2. Masalah dasar dalam hidup terkait dengan Hakekat Karya (MK)Orientasi Nilai Budaya: Karya itu untuk nafkah hidup Ditinjau dari hakekat karya, selain bekerja di ladang hakikat karya para wanita lembah baliem yaitu untuk menghasilkan banyak karya lagi untuk meningkatkan pendapatan per kapita yaitu dengan membuat rompi dan baju sebagai usaha untuk mendapatkan pendapatan tambahan, Kadang kala hasil karya yang mereka buat digunakan untuk sendiri.
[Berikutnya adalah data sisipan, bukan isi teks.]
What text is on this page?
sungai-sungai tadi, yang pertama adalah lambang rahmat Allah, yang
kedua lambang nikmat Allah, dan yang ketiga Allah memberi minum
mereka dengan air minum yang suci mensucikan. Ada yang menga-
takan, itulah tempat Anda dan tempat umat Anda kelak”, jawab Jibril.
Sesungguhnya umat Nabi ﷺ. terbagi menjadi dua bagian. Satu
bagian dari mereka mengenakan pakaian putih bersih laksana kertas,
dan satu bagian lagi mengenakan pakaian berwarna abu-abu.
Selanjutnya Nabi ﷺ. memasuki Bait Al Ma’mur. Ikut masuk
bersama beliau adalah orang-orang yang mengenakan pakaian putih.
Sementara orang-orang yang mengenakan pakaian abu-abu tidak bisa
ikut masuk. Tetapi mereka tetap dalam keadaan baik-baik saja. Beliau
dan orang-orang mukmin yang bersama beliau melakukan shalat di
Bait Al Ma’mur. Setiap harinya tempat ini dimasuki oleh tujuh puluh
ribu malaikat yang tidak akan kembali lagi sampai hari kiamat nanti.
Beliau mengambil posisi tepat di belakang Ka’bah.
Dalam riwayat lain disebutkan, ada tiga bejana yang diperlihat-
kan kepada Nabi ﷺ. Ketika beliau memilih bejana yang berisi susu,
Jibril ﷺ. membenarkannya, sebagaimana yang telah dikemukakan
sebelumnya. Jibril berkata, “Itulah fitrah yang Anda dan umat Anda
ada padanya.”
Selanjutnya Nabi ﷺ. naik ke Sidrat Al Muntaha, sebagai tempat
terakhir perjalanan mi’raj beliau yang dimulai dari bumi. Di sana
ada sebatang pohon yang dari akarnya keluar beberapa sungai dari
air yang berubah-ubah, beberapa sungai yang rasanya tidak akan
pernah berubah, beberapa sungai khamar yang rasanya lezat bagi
Mengurus anak anak, terkadang memelihara babi bersama suami. Mengumpulkan air minum dan memesak makanan. Sementara pihak pria mempunyai pekerjaan yang tidak teratur seperti mengumpulkan kayu bakar, membangun atau memperbaiki rumah dan pagar dan menumbuhkan ladang. Sehari-hari perempuan bekerja di lapangan untuk menanam dan memanen ubi jalar. Ubi jalar tidak dapat disimpan lebih dari dua hari, sehingga hasil panen dikumpulkan untuk dijual dan konsumsi keluarga dengan keluarga mereka di rumah. Ubi jalar dikelompokkan dalam tiga jenis yaitu: ubi jalar besar untuk dijual, ukuran yang besar digunakan untuk makan sehari-hari , ukuran kecil digunakan untuk makanan hewan terutama babi.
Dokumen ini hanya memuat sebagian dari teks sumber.